After that, Nicole scoured the internet to learn more about the craft. She found tips, tricks, and inspo from chefs of all different walks of life. How-to videos from Tony Gemignani on YouTube helped refine her dough methodology. The story of Steve Martorano, who broke away from his mobster uncle’s “family business” by selling sandwiches out of his mother’s South Philly basement, showed her that it was possible to launch into the restaurant business without an actual restaurant.
As one of the country’s most diverse neighborhoods, Queens offers fantastic renditions of every dish on the planet. If you can navigate the diagonal streets and infinitely numbered addresses, you’ll find Venezuelan arepas, Greek moussaka, Ghananian Jollof rice, and blood-curdled Thai boat noodles, and more – sometimes on the same block. Meanwhile, the coastal Rockaway area was, as Russell puts it, “a food desert”.
Russell forged an oasis. With sauces and seasonings made from scratch, and names derived from her favorite flick, she topped her pies with authentic tandoori chicken (“Kiss Mi’ Converse), jerk chicken (“7th Heaven”), Japanese sukiyaki (“SukiYaki Hot Suki Sue”), and more. For the less adventurous, there’s The GLO with sauce and cheese; heart-shaped and hardly “plain.”
Seamlessly melding vastly different cuisines was only half the battle. The other half – creating awareness throughout the city – was the greater challenge. In her first year of business, Russell made about $2,000.
“But I was consistent and persistent, always. Even if I didn’t get customers one day, I was still working in the kitchen. Then, when lots of customers showed up the next day, I was ready. ” Russell explained. “And, I knew that if I promoted myself, people would come to me. Eventually, they got to me. People all around the world have made it a bucket-list item when they come to New York.”

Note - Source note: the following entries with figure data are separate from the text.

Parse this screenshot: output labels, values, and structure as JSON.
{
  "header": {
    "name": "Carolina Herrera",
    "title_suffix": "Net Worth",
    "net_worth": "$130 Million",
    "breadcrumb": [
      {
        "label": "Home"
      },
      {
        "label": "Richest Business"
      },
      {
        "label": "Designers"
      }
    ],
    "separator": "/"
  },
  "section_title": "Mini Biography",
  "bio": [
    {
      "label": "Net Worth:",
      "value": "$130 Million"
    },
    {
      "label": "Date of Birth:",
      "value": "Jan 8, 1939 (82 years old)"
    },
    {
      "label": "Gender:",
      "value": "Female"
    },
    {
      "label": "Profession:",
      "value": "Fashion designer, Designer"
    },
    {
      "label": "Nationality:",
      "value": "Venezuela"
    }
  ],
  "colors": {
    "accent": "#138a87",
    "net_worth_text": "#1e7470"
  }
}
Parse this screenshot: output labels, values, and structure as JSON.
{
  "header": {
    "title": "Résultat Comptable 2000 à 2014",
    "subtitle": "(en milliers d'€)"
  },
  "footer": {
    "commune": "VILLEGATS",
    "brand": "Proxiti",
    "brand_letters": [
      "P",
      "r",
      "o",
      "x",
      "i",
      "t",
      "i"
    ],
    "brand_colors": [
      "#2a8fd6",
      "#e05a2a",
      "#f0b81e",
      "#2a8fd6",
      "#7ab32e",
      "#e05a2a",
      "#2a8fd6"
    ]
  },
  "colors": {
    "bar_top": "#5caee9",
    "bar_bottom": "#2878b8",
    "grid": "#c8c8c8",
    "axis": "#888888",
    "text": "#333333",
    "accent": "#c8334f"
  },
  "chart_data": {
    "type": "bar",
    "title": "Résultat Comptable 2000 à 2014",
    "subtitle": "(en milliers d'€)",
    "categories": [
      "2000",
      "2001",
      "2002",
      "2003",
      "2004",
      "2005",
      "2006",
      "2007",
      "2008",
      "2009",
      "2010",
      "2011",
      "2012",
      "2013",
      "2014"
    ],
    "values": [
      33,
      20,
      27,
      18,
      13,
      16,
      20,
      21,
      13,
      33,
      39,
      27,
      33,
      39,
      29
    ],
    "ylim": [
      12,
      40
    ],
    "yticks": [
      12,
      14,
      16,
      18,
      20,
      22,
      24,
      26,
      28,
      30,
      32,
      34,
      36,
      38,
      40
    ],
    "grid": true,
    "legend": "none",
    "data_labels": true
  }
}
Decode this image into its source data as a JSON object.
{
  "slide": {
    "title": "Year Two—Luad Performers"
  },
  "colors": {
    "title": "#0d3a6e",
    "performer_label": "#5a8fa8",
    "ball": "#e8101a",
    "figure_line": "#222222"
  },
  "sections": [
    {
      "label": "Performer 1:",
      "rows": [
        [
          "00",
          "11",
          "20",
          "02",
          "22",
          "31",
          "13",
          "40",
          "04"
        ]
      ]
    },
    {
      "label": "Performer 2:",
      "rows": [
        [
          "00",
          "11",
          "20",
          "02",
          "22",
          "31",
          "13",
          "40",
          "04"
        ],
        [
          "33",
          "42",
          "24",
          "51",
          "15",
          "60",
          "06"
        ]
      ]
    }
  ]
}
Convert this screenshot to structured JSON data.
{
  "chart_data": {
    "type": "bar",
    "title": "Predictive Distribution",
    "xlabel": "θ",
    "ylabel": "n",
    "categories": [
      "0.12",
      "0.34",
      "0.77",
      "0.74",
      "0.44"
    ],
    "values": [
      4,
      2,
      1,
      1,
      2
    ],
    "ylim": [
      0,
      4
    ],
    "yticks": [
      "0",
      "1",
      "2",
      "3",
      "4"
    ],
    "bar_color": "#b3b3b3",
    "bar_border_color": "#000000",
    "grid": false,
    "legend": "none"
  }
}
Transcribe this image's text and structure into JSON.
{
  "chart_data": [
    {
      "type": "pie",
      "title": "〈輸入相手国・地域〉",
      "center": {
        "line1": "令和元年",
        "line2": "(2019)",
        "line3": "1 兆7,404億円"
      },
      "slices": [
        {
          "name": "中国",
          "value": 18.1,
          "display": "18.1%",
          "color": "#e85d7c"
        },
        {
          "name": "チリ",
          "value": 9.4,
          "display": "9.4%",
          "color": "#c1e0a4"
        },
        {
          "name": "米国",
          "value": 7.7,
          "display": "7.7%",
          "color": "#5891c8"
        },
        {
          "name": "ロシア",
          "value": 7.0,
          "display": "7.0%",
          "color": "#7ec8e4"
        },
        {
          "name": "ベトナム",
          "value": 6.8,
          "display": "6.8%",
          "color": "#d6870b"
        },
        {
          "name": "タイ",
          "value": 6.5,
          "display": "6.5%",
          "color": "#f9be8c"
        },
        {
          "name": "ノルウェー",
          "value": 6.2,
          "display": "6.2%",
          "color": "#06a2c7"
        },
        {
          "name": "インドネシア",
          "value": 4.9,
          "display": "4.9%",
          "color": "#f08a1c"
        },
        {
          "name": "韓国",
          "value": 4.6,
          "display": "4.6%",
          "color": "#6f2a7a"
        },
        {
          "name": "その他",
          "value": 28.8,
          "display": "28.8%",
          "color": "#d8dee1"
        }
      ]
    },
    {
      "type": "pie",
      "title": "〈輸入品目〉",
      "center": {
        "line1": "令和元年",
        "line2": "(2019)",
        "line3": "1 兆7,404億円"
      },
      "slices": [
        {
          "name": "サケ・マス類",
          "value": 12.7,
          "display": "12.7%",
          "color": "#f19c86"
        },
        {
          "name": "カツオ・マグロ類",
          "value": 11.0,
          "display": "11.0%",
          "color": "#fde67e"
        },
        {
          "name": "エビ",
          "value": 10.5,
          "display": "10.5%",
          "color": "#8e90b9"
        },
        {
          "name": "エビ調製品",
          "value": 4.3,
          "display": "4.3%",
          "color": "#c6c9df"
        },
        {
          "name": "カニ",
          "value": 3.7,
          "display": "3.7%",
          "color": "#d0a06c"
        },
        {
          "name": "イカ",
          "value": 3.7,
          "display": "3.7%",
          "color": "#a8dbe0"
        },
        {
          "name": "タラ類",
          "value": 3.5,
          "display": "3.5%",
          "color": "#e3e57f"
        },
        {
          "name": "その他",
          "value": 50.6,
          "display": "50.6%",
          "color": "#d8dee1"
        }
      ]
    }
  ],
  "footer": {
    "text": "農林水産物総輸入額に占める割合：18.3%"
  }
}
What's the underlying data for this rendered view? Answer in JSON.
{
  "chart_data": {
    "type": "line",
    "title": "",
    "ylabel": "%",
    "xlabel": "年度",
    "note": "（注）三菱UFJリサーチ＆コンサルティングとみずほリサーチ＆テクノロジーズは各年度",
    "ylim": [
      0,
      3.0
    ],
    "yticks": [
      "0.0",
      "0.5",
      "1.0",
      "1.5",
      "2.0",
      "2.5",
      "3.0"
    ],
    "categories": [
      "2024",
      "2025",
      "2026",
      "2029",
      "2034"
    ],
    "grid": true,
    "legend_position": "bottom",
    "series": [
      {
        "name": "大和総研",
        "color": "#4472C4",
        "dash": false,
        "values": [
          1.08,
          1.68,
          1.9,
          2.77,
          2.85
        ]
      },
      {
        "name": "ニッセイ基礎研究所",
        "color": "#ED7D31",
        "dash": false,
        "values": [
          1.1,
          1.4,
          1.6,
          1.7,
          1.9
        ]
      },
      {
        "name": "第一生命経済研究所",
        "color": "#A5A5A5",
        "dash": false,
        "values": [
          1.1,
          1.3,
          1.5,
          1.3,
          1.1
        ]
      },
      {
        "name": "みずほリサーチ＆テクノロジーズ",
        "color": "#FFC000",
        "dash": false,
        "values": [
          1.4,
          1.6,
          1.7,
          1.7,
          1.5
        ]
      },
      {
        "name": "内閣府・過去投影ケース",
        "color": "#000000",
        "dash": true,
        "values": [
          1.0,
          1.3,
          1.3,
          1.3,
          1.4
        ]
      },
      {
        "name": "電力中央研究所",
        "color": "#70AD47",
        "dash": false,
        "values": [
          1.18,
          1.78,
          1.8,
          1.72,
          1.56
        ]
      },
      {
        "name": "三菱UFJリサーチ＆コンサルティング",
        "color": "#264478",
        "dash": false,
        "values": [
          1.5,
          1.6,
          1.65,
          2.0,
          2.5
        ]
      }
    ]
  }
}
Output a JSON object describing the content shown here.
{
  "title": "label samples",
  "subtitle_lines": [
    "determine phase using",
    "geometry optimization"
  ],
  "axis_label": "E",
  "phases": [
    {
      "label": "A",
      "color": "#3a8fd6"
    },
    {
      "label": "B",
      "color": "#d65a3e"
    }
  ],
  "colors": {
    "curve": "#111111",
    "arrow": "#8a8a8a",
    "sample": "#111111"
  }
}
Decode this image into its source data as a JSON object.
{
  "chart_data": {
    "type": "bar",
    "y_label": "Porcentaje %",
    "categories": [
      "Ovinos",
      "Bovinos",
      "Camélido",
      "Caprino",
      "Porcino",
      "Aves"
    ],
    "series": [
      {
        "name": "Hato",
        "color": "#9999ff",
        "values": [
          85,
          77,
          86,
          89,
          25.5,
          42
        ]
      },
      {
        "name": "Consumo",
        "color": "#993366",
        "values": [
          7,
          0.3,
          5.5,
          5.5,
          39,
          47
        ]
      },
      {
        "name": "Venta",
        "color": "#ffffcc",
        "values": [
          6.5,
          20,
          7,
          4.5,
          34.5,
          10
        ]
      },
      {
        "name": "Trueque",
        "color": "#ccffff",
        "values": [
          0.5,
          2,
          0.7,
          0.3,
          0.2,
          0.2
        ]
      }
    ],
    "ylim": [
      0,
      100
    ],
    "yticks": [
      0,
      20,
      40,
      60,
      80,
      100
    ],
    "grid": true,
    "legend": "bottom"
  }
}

For those that can’t come, or are left wanting more after their trip, Russell sells her freshly-baked frozen pies online. That’s mostly uncharted territory for independent shops. For Russell, those sales represent a giant share of her ever-growing pie.
Russell also differentiated herself from other restaurants of the time with a focus on customer retention. Before her Instagram took off, and even before she teamed up with Slice, Russell cultivated a massive phone list. If she had a calamari special on the menu, she texted her customers to let them know, and they hurried over to get it.
No one could have anticipated the rise of The Last Dragon and even Russell isn’t sure how the business might evolve. She might bring her frozen pizzas to grocery stores across the country. She might open a more traditional outpost with seating. The only thing she knows for certain is that she’ll never stop making pizza or fighting to blaze the trail for other immensely talented female chefs looking to break into the industry.
“A lot of people look at me and say, ‘Oh, she doesn’t have a brick-and-mortar,’ but I’m a walking full-on business model,” said Russell. “If you take the craft seriously, and you’re ready to push it to a new level with experimentation and creativity, then this is an opportune time for other women makers.”
“Step out on stage, grab the industry, and help us shape it as we see fit.”